Interoperable – Given the fact that many of the research projects the SDS service supports are from a Humanities-leaning discipline, the range in topics and required metadata categories have been extensive. However, we continue to work toward encouraging and promoting the use of commonly used controlled vocabularies and standardizing where a standardized approach is applicable.
Reusable – Given we are currently only 9 months into our journey as a new service at the University only time will tell. However, our hope is that as we work with and onboard more projects, we can look to reuse metadata standards and techniques to yield not only efficiencies but improved clarity & quality of (meta)data.
Research data “resurrection” of legacy collections: can we make version 2.0 better?
We predict that over the coming years, the SDS service will continue to work with researchers whose data collections or research projects have fallen offline or have experienced a level of diminishing functionality as part of its historical technical arrangements. Although this is potentially a worrying time for the researcher, out of the uncertainty of hosting on failing (or failed!) infrastructure, there are potential opportunities to reinvigorate and refresh the research project as part of its next iteration.
One current and relevant example we have been working with is a project called the Novum Inventorium Sepulchrale - Kentish and Anglo Saxon Grave Goods in the Sonia Hawkes Archive. It’s a fascinating database that published records of c. 1,000 graves and the objects found within them, including images and diary entries. However, since the project went offline indefinitely in 2018, all that remained was access to 2 metadata spreadsheets on a single project webpage. With the support of the project’s Principal Investigator, Professor Helena Hamerow at the School of Archaeology, the SDS team has brought this project back to life.
Clearly, there is a very binary way of looking at the improvements here for Novum Inventorium Sepulchrale in the sense it wasn’t a project database online and now it is back online once more. But also, we have had the opportunity to take a very hands-on and curatorial approach to cleaning the project’s metadata before we rebuilt it on our repository. Naturally, the addition of mandated Figshare fields to allow DOI creation for each record is an excellent improvement and a necessary process for ingest. We were also able to rationalize some of the metadata fields whether this be omission, merging, or adding new fields; the hope is that the quality of metadata attached to the collection will be improved by undergoing this process.
Our hope is that the number of research projects falling into the category of “resurrection” will diminish over time by virtue of the good work we are doing as part of the SDS service and encouraging the practice of building in “sustainability by design” for new research grant applications. This is something we are aiming to achieve by working closely with Research Facilitation & IT Support teams at the University.
Final Thoughts
If, at the University of Oxford, we can continue to amass digital research project “eggs” within our “SDS service basket,” this will hopefully improve data sustainability and make research as FAIR as possible.
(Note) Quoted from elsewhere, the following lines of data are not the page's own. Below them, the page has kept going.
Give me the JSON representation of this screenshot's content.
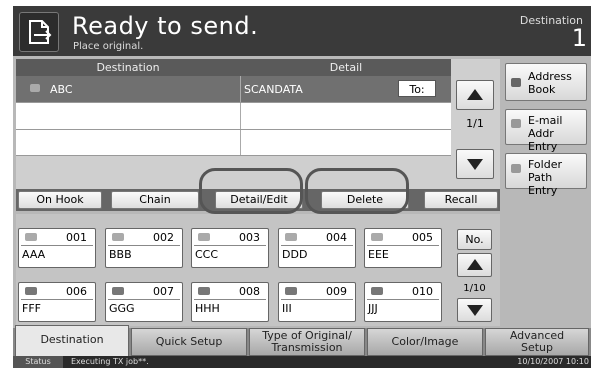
{
  "header": {
    "title": "Ready to send.",
    "subtitle": "Place original.",
    "right_label": "Destination",
    "right_count": "1"
  },
  "dest_list": {
    "col_destination": "Destination",
    "col_detail": "Detail",
    "rows": [
      {
        "name": "ABC",
        "detail": "SCANDATA",
        "type_button": "To:"
      }
    ],
    "page": "1/1"
  },
  "actions": {
    "on_hook": "On Hook",
    "chain": "Chain",
    "detail_edit": "Detail/Edit",
    "delete": "Delete",
    "recall": "Recall"
  },
  "side": {
    "address_book": "Address Book",
    "email_entry": "E-mail Addr Entry",
    "folder_entry": "Folder Path Entry"
  },
  "keys": [
    {
      "num": "001",
      "name": "AAA"
    },
    {
      "num": "002",
      "name": "BBB"
    },
    {
      "num": "003",
      "name": "CCC"
    },
    {
      "num": "004",
      "name": "DDD"
    },
    {
      "num": "005",
      "name": "EEE"
    },
    {
      "num": "006",
      "name": "FFF"
    },
    {
      "num": "007",
      "name": "GGG"
    },
    {
      "num": "008",
      "name": "HHH"
    },
    {
      "num": "009",
      "name": "III"
    },
    {
      "num": "010",
      "name": "JJJ"
    }
  ],
  "keys_nav": {
    "no_label": "No.",
    "page": "1/10"
  },
  "tabs": {
    "destination": "Destination",
    "quick_setup": "Quick Setup",
    "type_original_1": "Type of Original/",
    "type_original_2": "Transmission",
    "color_image": "Color/Image",
    "advanced_1": "Advanced",
    "advanced_2": "Setup"
  },
  "status": {
    "label": "Status",
    "message": "Executing TX job**.",
    "datetime": "10/10/2007  10:10"
  }
}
There will always be the odd “egg” that needs to be stored in a less than ideal “basket’’ that needs regular maintenance and updates or a custom-built feature-rich “basket” with all the technical ‘bells and whistles’ deemed relevant for a particular research use case. With the pursuit of research innovation this is perhaps inevitable, but where we can standardize and consolidate, we must do so as the benefits of doing so are significant.